「うん?」
「危ないよ、そんなの・・・」
「・・・そうだな」
「私・・・」
私は、足の震えを押さえようと必死になった。
「あなたに死んでほしくない」
「パトリシア・・・」
「そばにいて・・・」
ロルフを抱きしめる。
「俺だって死にたくねえよ・・・でもな」
「友達が、待ってるんだ」
強い使命感に満ちた目だった。
あぁ・・・この人は強い。
私の何倍も、強い。
「・・・分かった」
「それに、夜戦は禁止されてる。
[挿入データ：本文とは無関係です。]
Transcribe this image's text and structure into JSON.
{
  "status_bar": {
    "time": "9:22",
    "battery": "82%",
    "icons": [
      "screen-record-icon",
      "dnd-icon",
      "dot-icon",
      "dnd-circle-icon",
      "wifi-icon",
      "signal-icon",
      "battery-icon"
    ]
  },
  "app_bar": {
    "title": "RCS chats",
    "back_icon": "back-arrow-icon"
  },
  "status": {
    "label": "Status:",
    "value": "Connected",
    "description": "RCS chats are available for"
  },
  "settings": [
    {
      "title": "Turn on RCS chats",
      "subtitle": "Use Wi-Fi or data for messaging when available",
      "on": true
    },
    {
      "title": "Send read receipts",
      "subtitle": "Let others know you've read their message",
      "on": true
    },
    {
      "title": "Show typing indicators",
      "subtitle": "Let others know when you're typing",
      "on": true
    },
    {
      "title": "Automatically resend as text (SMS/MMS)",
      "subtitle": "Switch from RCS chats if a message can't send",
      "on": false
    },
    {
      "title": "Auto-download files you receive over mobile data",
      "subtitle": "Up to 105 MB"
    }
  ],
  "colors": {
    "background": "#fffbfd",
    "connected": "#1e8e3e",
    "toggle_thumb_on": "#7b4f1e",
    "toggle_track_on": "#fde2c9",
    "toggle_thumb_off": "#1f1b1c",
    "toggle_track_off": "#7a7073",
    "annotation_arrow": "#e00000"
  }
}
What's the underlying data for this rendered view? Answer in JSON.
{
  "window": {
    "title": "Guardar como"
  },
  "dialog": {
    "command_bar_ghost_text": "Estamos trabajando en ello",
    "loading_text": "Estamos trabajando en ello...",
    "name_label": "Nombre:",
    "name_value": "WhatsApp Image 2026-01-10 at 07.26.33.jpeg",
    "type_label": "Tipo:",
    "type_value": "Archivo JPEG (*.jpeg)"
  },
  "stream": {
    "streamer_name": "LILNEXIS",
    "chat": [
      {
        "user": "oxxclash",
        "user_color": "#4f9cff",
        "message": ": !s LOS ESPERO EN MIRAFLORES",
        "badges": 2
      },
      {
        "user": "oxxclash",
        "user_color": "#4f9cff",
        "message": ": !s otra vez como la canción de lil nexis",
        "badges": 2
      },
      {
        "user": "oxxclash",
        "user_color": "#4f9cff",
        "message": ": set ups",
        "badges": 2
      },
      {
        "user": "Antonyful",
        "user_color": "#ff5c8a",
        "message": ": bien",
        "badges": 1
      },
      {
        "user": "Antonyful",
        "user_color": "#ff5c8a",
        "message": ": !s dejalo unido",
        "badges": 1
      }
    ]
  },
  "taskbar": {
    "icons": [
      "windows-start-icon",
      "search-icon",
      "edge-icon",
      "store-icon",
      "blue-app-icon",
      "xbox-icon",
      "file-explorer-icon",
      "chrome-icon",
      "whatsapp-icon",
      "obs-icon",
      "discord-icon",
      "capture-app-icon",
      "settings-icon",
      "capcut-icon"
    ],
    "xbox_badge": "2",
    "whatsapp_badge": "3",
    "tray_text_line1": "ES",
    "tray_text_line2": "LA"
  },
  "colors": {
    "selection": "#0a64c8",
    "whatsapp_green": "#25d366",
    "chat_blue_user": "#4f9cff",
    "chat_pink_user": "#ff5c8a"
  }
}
大丈夫さ」
そして、ロルフは、そっと私の髪をなでた。
「弔ってくる」
数え切れないほど多くの友達がこの世を去った。
涙が涸れればいいと思うほど泣いた。
・・・どれだけ願っても戻らない人がいる。
それでも、生きていかなければ。
私たちは、生きなければ。
深い深い絶望の中で、私はそう決意した。
暗い闇・・・
うめき声が聞こえるのは、気のせいだろうか。
遺体回収に志願した生徒は、ごくわずか。
アレンやダニエル、そして俺は、その数少ないメンバーだった。
・・・無理もない。
あれだけの地獄を見たあとだ。
友達の死に触れることは、拷問に等しい。
倒れている人の顔を確かめ、担架に乗せる。
焼け焦げた遺体も少なくなく、制服だけで確かめたものもあったが。
ブラスバンド部のクララ。
秀才のヨハネス。
美人で有名なレイチェル。
恋人同士、かばい合うようにして倒れていたマルセルとエリカ。
気が狂うほど、大勢の友人たちが命を落としていた。
いっそ気が狂えばどれほど楽だろうと思った。